UNITED NATIONS STAMP COLLECTION SALE INVESTIGATED

On April 28 Fox News posted a very lengthy article about an
investigation into the 2003 sale of the United Nations' stamp
collection.

"Amid the many scandals at the United Nations, a new mystery
now looms. What happened to the world organization's unique
and valuable postal archive — in effect, the U.N.'s own stamp
collection, one of the crown jewels of its past and a popular
point of contact with the global public?

Auditors from the U.N.'s investigative arm, the Office of
Internal Oversight Services (OIOS), are currently putting the
last touches on an investigative report that has taken months
to complete, and that aims to determine exactly what happened
— and why — to the U.N.'s rare and much-admired collection of
materials that belong to the United Nations Postal Administration."

"One thing that investigators know for certain about the archive:
In a discreet but historic auction carried out in a quiet suburb
of Geneva, Switzerland, all of it — more than a metric ton of
prized material, dating from as early as 1951 — was sold off to
a single bidder on May 12, 2003.

The collection included original artwork for U.N. stamps, unique
so-called die proofs to test the faithfulness of design reproduction,
printing proofs and other rarities, along with hundreds of thousands
of other stamps, reflecting many of the most colorful aspects of U.N.
history."

"But for the U.N., it was no coup, even though, according to
officials familiar with UNPA finances, the UNPA netted some $2.5
million from the Swiss auction deal.
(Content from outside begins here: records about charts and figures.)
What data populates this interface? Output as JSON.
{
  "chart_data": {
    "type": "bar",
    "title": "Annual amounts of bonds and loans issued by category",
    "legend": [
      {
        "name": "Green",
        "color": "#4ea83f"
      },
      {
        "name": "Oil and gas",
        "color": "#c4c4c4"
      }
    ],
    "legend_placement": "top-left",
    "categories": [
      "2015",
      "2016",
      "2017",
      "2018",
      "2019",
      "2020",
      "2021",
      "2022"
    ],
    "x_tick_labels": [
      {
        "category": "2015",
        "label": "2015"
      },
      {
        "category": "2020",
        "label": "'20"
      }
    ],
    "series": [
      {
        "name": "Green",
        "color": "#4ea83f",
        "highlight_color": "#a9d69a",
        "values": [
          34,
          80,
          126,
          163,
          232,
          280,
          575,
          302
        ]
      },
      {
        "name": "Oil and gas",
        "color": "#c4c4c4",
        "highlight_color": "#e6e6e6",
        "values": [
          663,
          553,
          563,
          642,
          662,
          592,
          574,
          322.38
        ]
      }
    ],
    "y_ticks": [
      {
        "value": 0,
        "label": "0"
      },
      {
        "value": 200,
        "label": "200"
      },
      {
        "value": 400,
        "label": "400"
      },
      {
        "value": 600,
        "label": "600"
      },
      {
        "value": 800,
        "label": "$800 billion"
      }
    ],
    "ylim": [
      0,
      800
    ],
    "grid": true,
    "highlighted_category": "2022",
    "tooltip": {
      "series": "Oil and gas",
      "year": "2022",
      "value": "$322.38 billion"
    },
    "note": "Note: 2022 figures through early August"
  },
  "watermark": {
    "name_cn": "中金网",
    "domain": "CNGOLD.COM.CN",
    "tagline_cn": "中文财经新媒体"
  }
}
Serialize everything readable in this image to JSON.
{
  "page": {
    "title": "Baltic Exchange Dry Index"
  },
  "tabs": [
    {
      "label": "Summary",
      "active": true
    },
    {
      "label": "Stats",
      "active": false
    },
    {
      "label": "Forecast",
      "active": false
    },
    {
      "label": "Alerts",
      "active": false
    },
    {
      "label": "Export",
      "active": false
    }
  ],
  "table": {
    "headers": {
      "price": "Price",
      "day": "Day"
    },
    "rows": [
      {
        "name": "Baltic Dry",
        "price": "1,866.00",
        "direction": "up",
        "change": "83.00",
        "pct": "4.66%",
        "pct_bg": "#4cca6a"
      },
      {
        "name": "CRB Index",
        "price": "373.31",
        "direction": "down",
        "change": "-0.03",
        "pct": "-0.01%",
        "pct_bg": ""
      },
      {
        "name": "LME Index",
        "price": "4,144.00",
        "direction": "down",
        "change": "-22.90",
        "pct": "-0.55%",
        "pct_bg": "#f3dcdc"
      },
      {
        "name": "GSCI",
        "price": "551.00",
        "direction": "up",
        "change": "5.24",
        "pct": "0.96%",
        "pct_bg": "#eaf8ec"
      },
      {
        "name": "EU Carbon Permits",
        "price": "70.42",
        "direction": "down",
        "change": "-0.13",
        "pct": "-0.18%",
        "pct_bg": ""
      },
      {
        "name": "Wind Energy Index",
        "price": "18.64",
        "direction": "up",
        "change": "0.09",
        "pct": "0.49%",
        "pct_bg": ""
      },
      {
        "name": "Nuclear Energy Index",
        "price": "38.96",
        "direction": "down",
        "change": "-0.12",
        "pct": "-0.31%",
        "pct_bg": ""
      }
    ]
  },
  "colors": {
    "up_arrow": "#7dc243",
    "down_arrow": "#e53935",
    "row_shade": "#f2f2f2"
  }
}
The reason: according to U.N.
sources, the archive sale may well have taken place without the
permissions required by the regulations of the U.N. Secretariat
for the disposal of such important U.N. property."

"The sole winner of the Geneva auction bid was Arthur Morowitz,
CEO of a Manhattan-based firm called Champion Stamp Collection.
Morowitz is also secretary of the American Stamp Dealers Association,
an industry group. When contacted by FOX News, Morowitz declined to
comment on the sale, or the subsequent resale of the postal archive.

Even before leaving Geneva, however, Morowitz had been contacted
by another U.S. auctioneer, Greg Manning, head of a New Jersey
auction firm named Greg Manning Auctions, Inc (GMAI)..."

"Six months later, at his auction galleries in West Caldwell, N.J.,
Manning put the rarest and most unique items in the U.N. archive up
for auction once again — more than 2,000 items in all. They ranged
from artists' drawings for the earliest U.N. stamps in 1951 to
approved models for special anniversary issues to unique rarities
celebrating peacekeeping operations and national member states."

"This auction, however, was only the tip of the UNPA's archival
iceberg. After the sale, Manning still retained "hundreds of
thousands of individual items from the archive, less unique than
the top-line items but still in highly limited quantity. These,
he says, he disposed of throughout 2004 to other private customers."